Two OpenAI keys for load balancing, then Anthropic as the lifeboat if OpenAI as a whole goes sideways. That was the theory.

The game day

A game day is just a planned outage you cause on purpose, with people watching. I scheduled 45 minutes, told the team, and put a toxiproxy in front of OpenAI so I could inject faults without waiting for the real thing to break.

Three scenarios:

429 storm. Every OpenAI response becomes a rate-limit for 5 minutes.
Hard 500s. OpenAI returns 503 on half of requests.
Latency tar pit. 30-second delays, no errors, the nastiest one.

Scenario one went fine. Bifrost saw the 429s, rotated between key A and key B, then gave up on OpenAI and the requests landed on Haiku. Annotations kept writing. Reckoned I was done.

Scenario two found my first mistake. I'd not set a sane retry ceiling, so on a 503 the gateway retried hard against the same struggling provider before failing over, and our p95 on annotation writes jumped to about 18 seconds. Fixed it by capping retries and letting the fallback fire sooner. The README's retries and fallbacks page covers the knobs; I'd skimmed it the first time.
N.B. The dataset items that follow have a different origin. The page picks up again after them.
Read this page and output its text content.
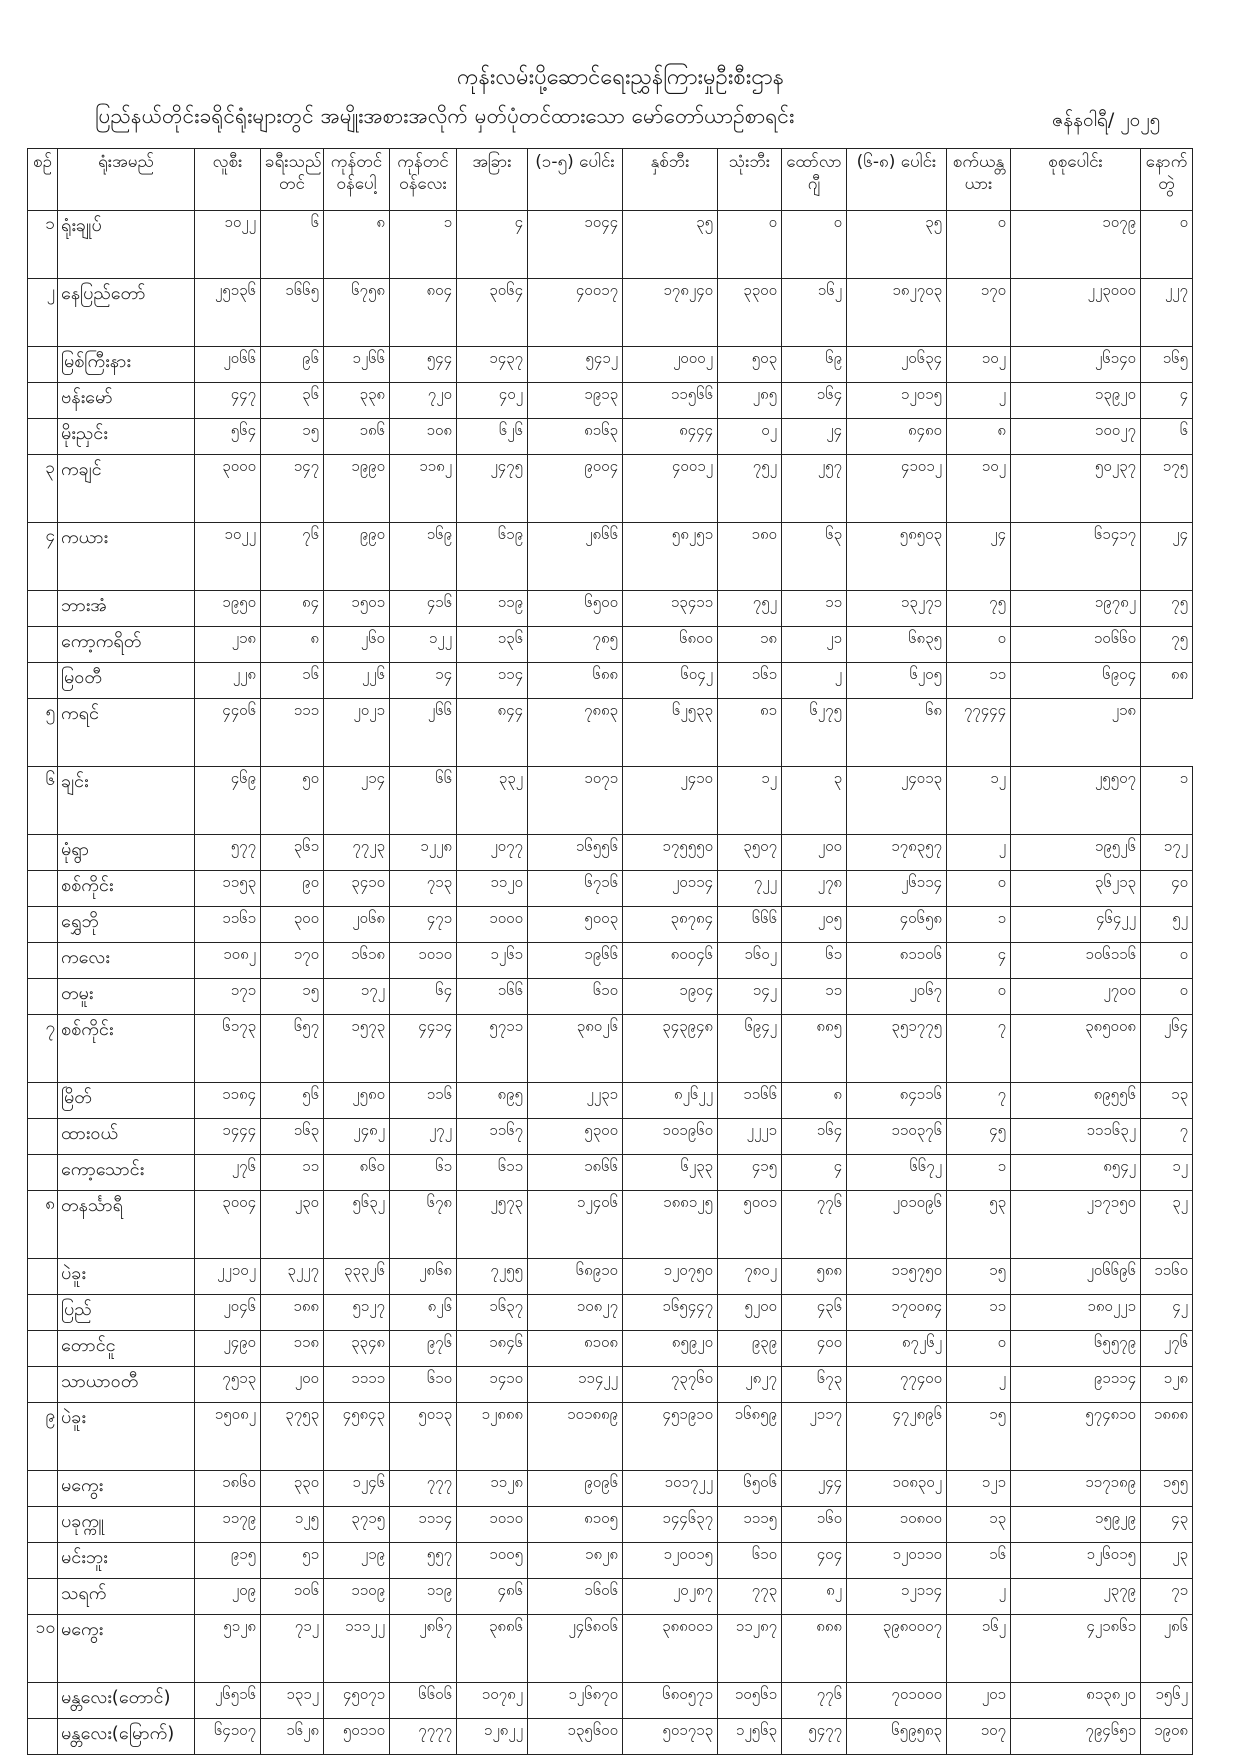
ကုန်းလမ်းပို့ဆောင်ရေးညွှန်ကြားမှုဦးစီးဌာန
ပြည်နယ်တိုင်းခရိုင်ရုံးများတွင် အမျိုးအစားအလိုက် မှတ်ပုံတင်ထားသော မော်တော်ယာဉ်စာရင်း	ဇန်နဝါရီ/ ၂၀၂၅
စဉ်	ရုံးအမည်	လူစီး	ခရီးသည်တင်	ကုန်တင်ဝန်ပေါ့	ကုန်တင်ဝန်လေး	အခြား	(၁-၅) ပေါင်း	နှစ်ဘီး	သုံးဘီး	ထော်လာဂျီ	(၆-၈) ပေါင်း	စက်ယန္တယား	စုစုပေါင်း	နောက်တွဲ
၁	ရုံးချုပ်	၁၀၂၂	၆	၈	၁	၄	၁၀၄၄	၃၅	၀	၀	၃၅	၀	၁၀၇၉	၀
၂	နေပြည်တော်	၂၅၁၃၆	၁၆၆၅	၆၇၅၈	၈၀၄	၃၀၆၄	၄၀၀၁၇	၁၇၈၂၄၀	၃၃၀၀	၁၆၂	၁၈၂၇၀၃	၁၇၀	၂၂၃၀၀၀	၂၂၇
	မြစ်ကြီးနား	၂၀၆၆	၉၆	၁၂၆၆	၅၄၄	၁၄၃၇	၅၄၁၂	၂၀၀၀၂	၅၀၃	၆၉	၂၀၆၃၄	၁၀၂	၂၆၁၄၀	၁၆၅
	ဗန်းမော်	၄၄၇	၃၆	၃၃၈	၇၂၀	၄၀၂	၁၉၁၃	၁၁၅၆၆	၂၈၅	၁၆၄	၁၂၀၁၅	၂	၁၃၉၂၀	၄
	မိုးညှင်း	၅၆၄	၁၅	၁၈၆	၁၀၈	၆၂၆	၈၁၆၃	၈၄၄၄	၀၂	၂၄	၈၄၈၀	၈	၁၀၀၂၇	၆
၃	ကချင်	၃၀၀၀	၁၄၇	၁၉၉၀	၁၁၈၂	၂၄၇၅	၉၀၀၄	၄၀၀၁၂	၇၅၂	၂၅၇	၄၁၀၁၂	၁၀၂	၅၀၂၃၇	၁၇၅
၄	ကယား	၁၀၂၂	၇၆	၉၉၀	၁၆၉	၆၁၉	၂၈၆၆	၅၈၂၅၁	၁၈၀	၆၃	၅၈၅၀၃	၂၄	၆၁၄၁၇	၂၄
	ဘားအံ	၁၉၅၀	၈၄	၁၅၀၁	၄၁၆	၁၁၉	၆၅၀၀	၁၃၄၁၁	၇၅၂	၁၁	၁၃၂၇၁	၇၅	၁၉၇၈၂	၇၅
	ကော့ကရိတ်	၂၁၈	၈	၂၆၀	၁၂၂	၁၃၆	၇၈၅	၆၈၀၀	၁၈	၂၁	၆၈၃၅	၀	၁၀၆၆၀	၇၅
	မြဝတီ	၂၂၈	၁၆	၂၂၆	၁၄	၁၁၄	၆၈၈	၆၀၄၂	၁၆၁	၂	၆၂၀၅	၁၁	၆၉၀၄	၈၈
၅	ကရင်	၄၄၀၆	၁၁၁	၂၀၂၁	၂၆၆	၈၄၄	၇၈၈၃	၆၂၅၃၃	၈၁	၆၂၇၅	၆၈	၇၇၄၄၄	၂၁၈	
၆	ချင်း	၄၆၉	၅၀	၂၁၄	၆၆	၃၃၂	၁၀၇၁	၂၄၁၀	၁၂	၃	၂၄၀၁၃	၁၂	၂၅၅၀၇	၁
	မုံရွာ	၅၇၇	၃၆၁	၇၇၂၃	၁၂၂၈	၂၀၇၇	၁၆၅၅၆	၁၇၅၅၅၀	၃၅၀၇	၂၀၀	၁၇၈၃၅၇	၂	၁၉၅၂၆	၁၇၂
	စစ်ကိုင်း	၁၁၅၃	၉၀	၃၄၁၀	၇၁၃	၁၁၂၀	၆၇၁၆	၂၀၁၁၄	၇၂၂	၂၇၈	၂၆၁၁၄	၀	၃၆၂၁၃	၄၀
	ရွှေဘို	၁၁၆၁	၃၀၀	၂၀၆၈	၄၇၁	၁၀၀၀	၅၀၀၃	၃၈၇၈၄	၆၆၆	၂၀၅	၄၀၆၅၈	၁	၄၆၄၂၂	၅၂
	ကလေး	၁၀၈၂	၁၇၀	၁၆၁၈	၁၀၁၀	၁၂၆၁	၁၉၆၆	၈၀၀၄၆	၁၆၀၂	၆၁	၈၁၁၀၆	၄	၁၀၆၁၁၆	၀
	တမူး	၁၇၁	၁၅	၁၇၂	၆၄	၁၆၆	၆၁၀	၁၉၀၄	၁၄၂	၁၁	၂၀၆၇	၀	၂၇၀၀	၀
၇	စစ်ကိုင်း	၆၁၇၃	၆၅၇	၁၅၇၃	၄၄၁၄	၅၇၁၁	၃၈၀၂၆	၃၄၃၉၄၈	၆၉၄၂	၈၈၅	၃၅၁၇၇၅	၇	၃၈၅၀၀၈	၂၆၄
	မြိတ်	၁၁၈၄	၅၆	၂၅၈၀	၁၁၆	၈၉၅	၂၂၃၁	၈၂၆၂၂	၁၁၆၆	၈	၈၄၁၁၆	၇	၈၉၅၅၆	၁၃
	ထားဝယ်	၁၄၄၄	၁၆၃	၂၄၈၂	၂၇၂	၁၁၆၇	၅၃၀၀	၁၀၁၉၆၀	၂၂၂၁	၁၆၄	၁၁၀၃၇၆	၄၅	၁၁၁၆၃၂	၇
	ကော့သောင်း	၂၇၆	၁၁	၈၆၀	၆၁	၆၁၁	၁၈၆၆	၆၂၃၃	၄၁၅	၄	၆၆၇၂	၁	၈၅၄၂	၁၂
၈	တနင်္သာရီ	၃၀၀၄	၂၃၀	၅၆၃၂	၆၇၈	၂၅၇၃	၁၂၄၀၆	၁၈၈၁၂၅	၅၀၀၁	၇၇၆	၂၀၁၀၉၆	၅၃	၂၁၇၁၅၀	၃၂
	ပဲခူး	၂၂၁၀၂	၃၂၂၇	၃၃၃၂၆	၂၈၆၈	၇၂၅၅	၆၈၉၁၀	၁၂၀၇၅၀	၇၈၀၂	၅၈၈	၁၁၅၇၅၀	၁၅	၂၀၆၆၉၆	၁၁၆၀
	ပြည်	၂၀၄၆	၁၈၈	၅၁၂၇	၈၂၆	၁၆၃၇	၁၀၈၂၇	၁၆၅၄၄၇	၅၂၀၀	၄၃၆	၁၇၀၀၈၄	၁၁	၁၈၀၂၂၁	၄၂
	တောင်ငူ	၂၄၉၀	၁၁၈	၃၃၄၈	၉၇၆	၁၈၄၆	၈၁၀၈	၈၅၉၂၀	၉၃၉	၄၀၀	၈၇၂၆၂	၀	၆၅၅၇၉	၂၇၆
	သာယာဝတီ	၇၅၁၃	၂၀၀	၁၁၁၁	၆၁၀	၁၄၁၀	၁၁၄၂၂	၇၃၇၆၀	၂၈၂၇	၆၇၃	၇၇၄၀၀	၂	၉၁၁၁၄	၁၂၈
၉	ပဲခူး	၁၅၀၈၂	၃၇၅၃	၄၅၈၄၃	၅၀၁၃	၁၂၈၈၈	၁၀၁၈၈၉	၄၅၁၉၁၀	၁၆၈၅၉	၂၁၁၇	၄၇၂၈၉၆	၁၅	၅၇၄၈၁၀	၁၈၈၈
	မကွေး	၁၈၆၀	၃၃၀	၁၂၄၆	၇၇၇	၁၁၂၈	၉၀၉၆	၁၀၁၇၂၂	၆၅၀၆	၂၄၄	၁၀၈၃၀၂	၁၂၁	၁၁၇၁၈၉	၁၅၅
	ပခုက္ကူ	၁၁၇၉	၁၂၅	၃၇၁၅	၁၁၁၄	၁၀၁၀	၈၁၀၅	၁၄၄၆၃၇	၁၁၁၅	၁၆၀	၁၀၈၀၀	၁၃	၁၅၉၂၉	၄၃
	မင်းဘူး	၉၁၅	၅၁	၂၁၉	၅၅၇	၁၀၀၅	၁၈၂၈	၁၂၀၀၁၅	၆၁၀	၄၀၄	၁၂၀၁၁၀	၁၆	၁၂၆၀၁၅	၂၃
	သရက်	၂၀၉	၁၀၆	၁၁၀၉	၁၁၉	၄၈၆	၁၆၀၆	၂၀၂၈၇	၇၇၃	၈၂	၁၂၁၁၄	၂	၂၃၇၉	၇၁
၁၀	မကွေး	၅၁၂၈	၇၁၂	၁၁၁၂၂	၂၈၆၇	၃၈၈၆	၂၄၆၈၀၆	၃၈၈၀၀၁	၁၁၂၈၇	၈၈၈	၃၉၈၀၀၀၇	၁၆၂	၄၂၁၈၆၁	၂၈၆
	မန္တလေး(တောင်)	၂၆၅၁၆	၁၃၁၂	၄၅၀၇၁	၆၆၀၆	၁၀၇၈၂	၁၂၆၈၇၀	၆၈၀၅၇၁	၁၀၅၆၁	၇၇၆	၇၀၁၀၀၀	၂၀၁	၈၁၃၈၂၀	၁၅၆၂
	မန္တလေး(မြောက်)	၆၄၁၀၇	၁၆၂၈	၅၀၁၁၀	၇၇၇၇	၁၂၈၂၂	၁၃၅၆၀၀	၅၀၁၇၁၃	၁၂၅၆၃	၅၄၇၇	၆၅၉၅၈၃	၁၀၇	၇၉၄၆၅၁	၁၉၀၈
Scenario three is the one everyone gets wrong. Slow isn't down. A 30-second response isn't an error, so naive fallback never triggers, the request just sits there. We added a request timeout so a tar-pitted provider counts as a failure and trips the lifeboat. That single change is the actual reason this exercise was worth running.

What the metrics showed

Bifrost ships native Prometheus metrics, so I didn't have to bolt on my own. I watched fallback rate and per-provider latency the whole time on a Grafana board.

Scenario	Without fallback	With Bifrost (tuned)
429 storm	annotations stall	reroute to Haiku, ~2.1s p95
Hard 503s	50% writes fail	0 user-visible failures
30s latency	every write hangs	timeout trips fallback in 4s

The numbers that mattered: zero broken annotations across all three once tuned, and the fallback decisions were visible in metrics instead of buried in logs nobody reads.

How it stacks up against LiteLLM and Portkey

I'd used LiteLLM before. Worth being honest here.

	Bifrost	LiteLLM	Portkey
OpenAI-compatible endpoint	yes	yes	yes
Automatic fallbacks	yes	yes	yes
Native Prometheus metrics	yes	yes	yes
Self-host story	single Go binary	Python proxy	gateway is OSS, control plane hosted
Maturity / ecosystem	newer	large, lots of integrations	polished dashboards

LiteLLM has been around longer and has a bigger pile of community integrations, which counts for something when you hit an edge case at 2am. Portkey's hosted dashboards are nicer than anything I'd build myself, and if you don't want to run infra that's a fair trade. We picked Bifrost mostly because a single Go binary is easy for an infra team to operate and the Prometheus output dropped straight into our existing board with no glue. Not a knock on the others. Different priorities.

Trade-offs and limitations

A gateway is one more hop you have to keep alive. If Bifrost falls over, every LLM call falls with it, so we run two replicas behind a load balancer and the game day included killing one of them too.

Fallback to a different model means a different model. Haiku doesn't write the exact same summary as gpt-4o-mini, and for a build annotation that's fine, but if you depend on a strict output schema you need to test the lifeboat actually produces it. We caught one prompt that assumed OpenAI-specific formatting.

And fault injection in front of a proxy isn't the real provider misbehaving. Toxiproxy gives you 429s and delays, not the weird partial-stream failures you see in the wild. It's a model of the failure, not the failure. Better than nothing, not the whole story.

Semantic caching is on the roadmap for us, not load-bearing yet, so I'm not going to claim numbers I haven't measured.